According to Google Finance data futher calculated by MBW, that means that Live Nation’s public valuation has fallen by $8.5bn since just three weeks ago (Thurs, February 20) – when it stood at $16.24bn ($75.66 per share).
At the close of today, Live Nation’s market cap hit $7.77bn ($36.20 per share).
Running the numbers, that means Live Nation’s value has been slashed by over 50% (-52.1%) in the past three weeks alone.
At least, Rapino can tell himself, we’re not iHeartMedia.
Live Nation’s current share price is at its lowest point since summer 2017 – which is bad.
But radio giant iHeart?
See below, courtesy of Google Finance.
It says it all.
iHeart’s current market cap value is just above $500m, at $542.5m.
Its share price fell by almost a quarter (-22.09%) today ALONE to just $8.29.
The company’s volatile stock was worth more than double its current price as recently as 16 days ago, at the close of Tuesday, February 25 ($16.80).
Those investors who assumed that companies primarily operating in the world of non-live entertainment – in iHeart’s case, radio and online streaming audio – would be insulated from the commercial effects of COVID-19 were wrong.

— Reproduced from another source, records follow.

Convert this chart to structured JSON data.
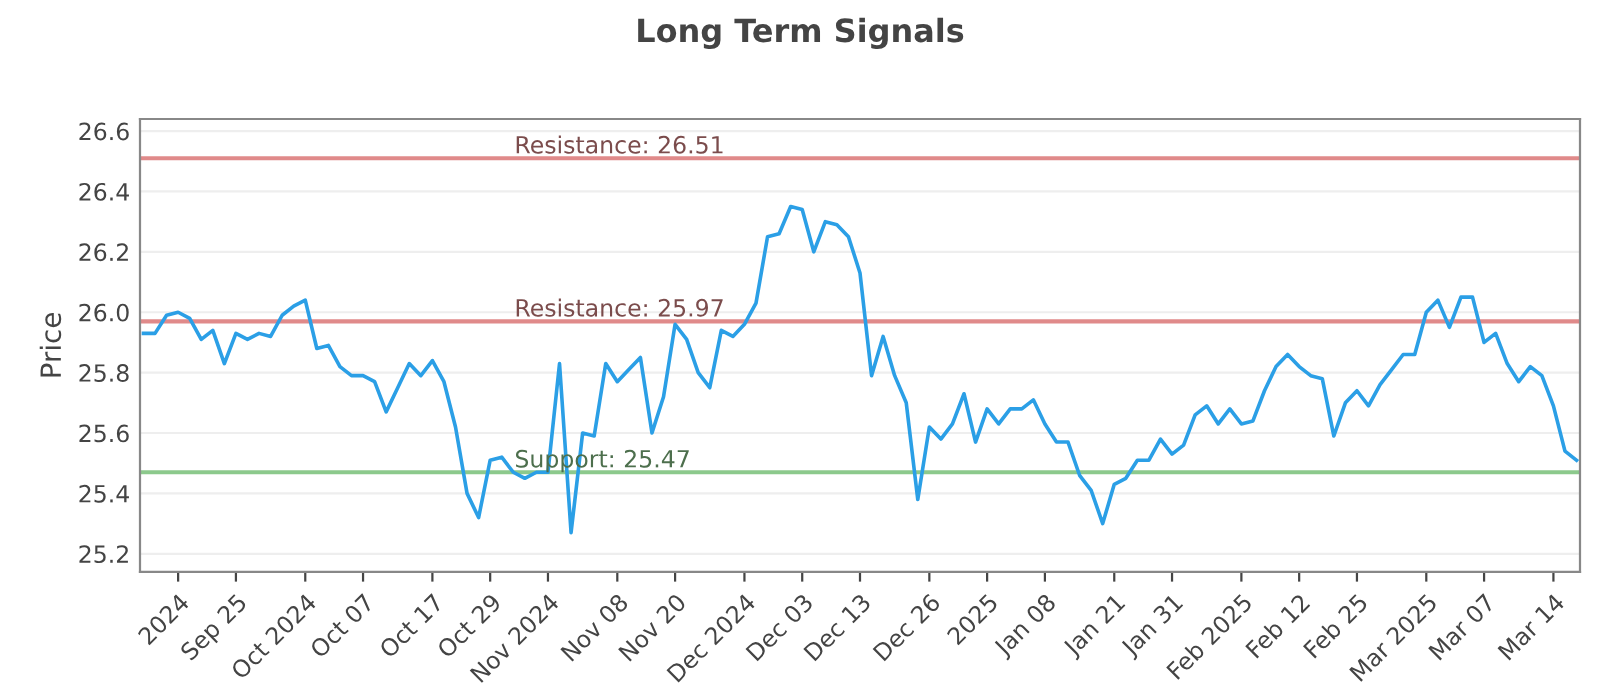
{
  "chart_data": {
    "type": "line",
    "title": "Long Term Signals",
    "ylabel": "Price",
    "categories": [
      null,
      null,
      null,
      "2024",
      null,
      null,
      null,
      null,
      "Sep 25",
      null,
      null,
      null,
      null,
      null,
      "Oct 2024",
      null,
      null,
      null,
      null,
      "Oct 07",
      null,
      null,
      null,
      null,
      null,
      "Oct 17",
      null,
      null,
      null,
      null,
      "Oct 29",
      null,
      null,
      null,
      null,
      "Nov 2024",
      null,
      null,
      null,
      null,
      null,
      "Nov 08",
      null,
      null,
      null,
      null,
      "Nov 20",
      null,
      null,
      null,
      null,
      null,
      "Dec 2024",
      null,
      null,
      null,
      null,
      "Dec 03",
      null,
      null,
      null,
      null,
      "Dec 13",
      null,
      null,
      null,
      null,
      null,
      "Dec 26",
      null,
      null,
      null,
      null,
      "2025",
      null,
      null,
      null,
      null,
      "Jan 08",
      null,
      null,
      null,
      null,
      null,
      "Jan 21",
      null,
      null,
      null,
      null,
      "Jan 31",
      null,
      null,
      null,
      null,
      null,
      "Feb 2025",
      null,
      null,
      null,
      null,
      "Feb 12",
      null,
      null,
      null,
      null,
      "Feb 25",
      null,
      null,
      null,
      null,
      null,
      "Mar 2025",
      null,
      null,
      null,
      null,
      "Mar 07",
      null,
      null,
      null,
      null,
      null,
      "Mar 14",
      null,
      null
    ],
    "series": [
      {
        "color": "#2b9fe6",
        "values": [
          25.93,
          25.93,
          25.99,
          26.0,
          25.98,
          25.91,
          25.94,
          25.83,
          25.93,
          25.91,
          25.93,
          25.92,
          25.99,
          26.02,
          26.04,
          25.88,
          25.89,
          25.82,
          25.79,
          25.79,
          25.77,
          25.67,
          25.75,
          25.83,
          25.79,
          25.84,
          25.77,
          25.62,
          25.4,
          25.32,
          25.51,
          25.52,
          25.47,
          25.45,
          25.47,
          25.47,
          25.83,
          25.27,
          25.6,
          25.59,
          25.83,
          25.77,
          25.81,
          25.85,
          25.6,
          25.72,
          25.96,
          25.91,
          25.8,
          25.75,
          25.94,
          25.92,
          25.96,
          26.03,
          26.25,
          26.26,
          26.35,
          26.34,
          26.2,
          26.3,
          26.29,
          26.25,
          26.13,
          25.79,
          25.92,
          25.79,
          25.7,
          25.38,
          25.62,
          25.58,
          25.63,
          25.73,
          25.57,
          25.68,
          25.63,
          25.68,
          25.68,
          25.71,
          25.63,
          25.57,
          25.57,
          25.46,
          25.41,
          25.3,
          25.43,
          25.45,
          25.51,
          25.51,
          25.58,
          25.53,
          25.56,
          25.66,
          25.69,
          25.63,
          25.68,
          25.63,
          25.64,
          25.74,
          25.82,
          25.86,
          25.82,
          25.79,
          25.78,
          25.59,
          25.7,
          25.74,
          25.69,
          25.76,
          25.81,
          25.86,
          25.86,
          26.0,
          26.04,
          25.95,
          26.05,
          26.05,
          25.9,
          25.93,
          25.83,
          25.77,
          25.82,
          25.79,
          25.69,
          25.54,
          25.51
        ]
      }
    ],
    "ylim": [
      25.14,
      26.64
    ],
    "yticks": [
      {
        "value": 25.2,
        "label": "25.2"
      },
      {
        "value": 25.4,
        "label": "25.4"
      },
      {
        "value": 25.6,
        "label": "25.6"
      },
      {
        "value": 25.8,
        "label": "25.8"
      },
      {
        "value": 26.0,
        "label": "26.0"
      },
      {
        "value": 26.2,
        "label": "26.2"
      },
      {
        "value": 26.4,
        "label": "26.4"
      },
      {
        "value": 26.6,
        "label": "26.6"
      }
    ],
    "grid": "y",
    "marker": "none",
    "line_style": "solid",
    "ref_lines": [
      {
        "axis": "y",
        "value": 26.51,
        "label": "Resistance: 26.51",
        "color": "#e08a8a"
      },
      {
        "axis": "y",
        "value": 25.97,
        "label": "Resistance: 25.97",
        "color": "#e08a8a"
      },
      {
        "axis": "y",
        "value": 25.47,
        "label": "Support: 25.47",
        "color": "#8cc98c"
      }
    ]
  }
}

Lest we forget: according to iHeart’s investor site: “iHeartMedia is the #1 audio company in the United States, reaching 9 out of 10 Americans every month… and with its quarter of a billion monthly listeners, has a greater reach than any other media company in the U.S.”
The company’s CEO, Bob Pittman (pictured) is yet to publicly comment on his firm’s tanking share price.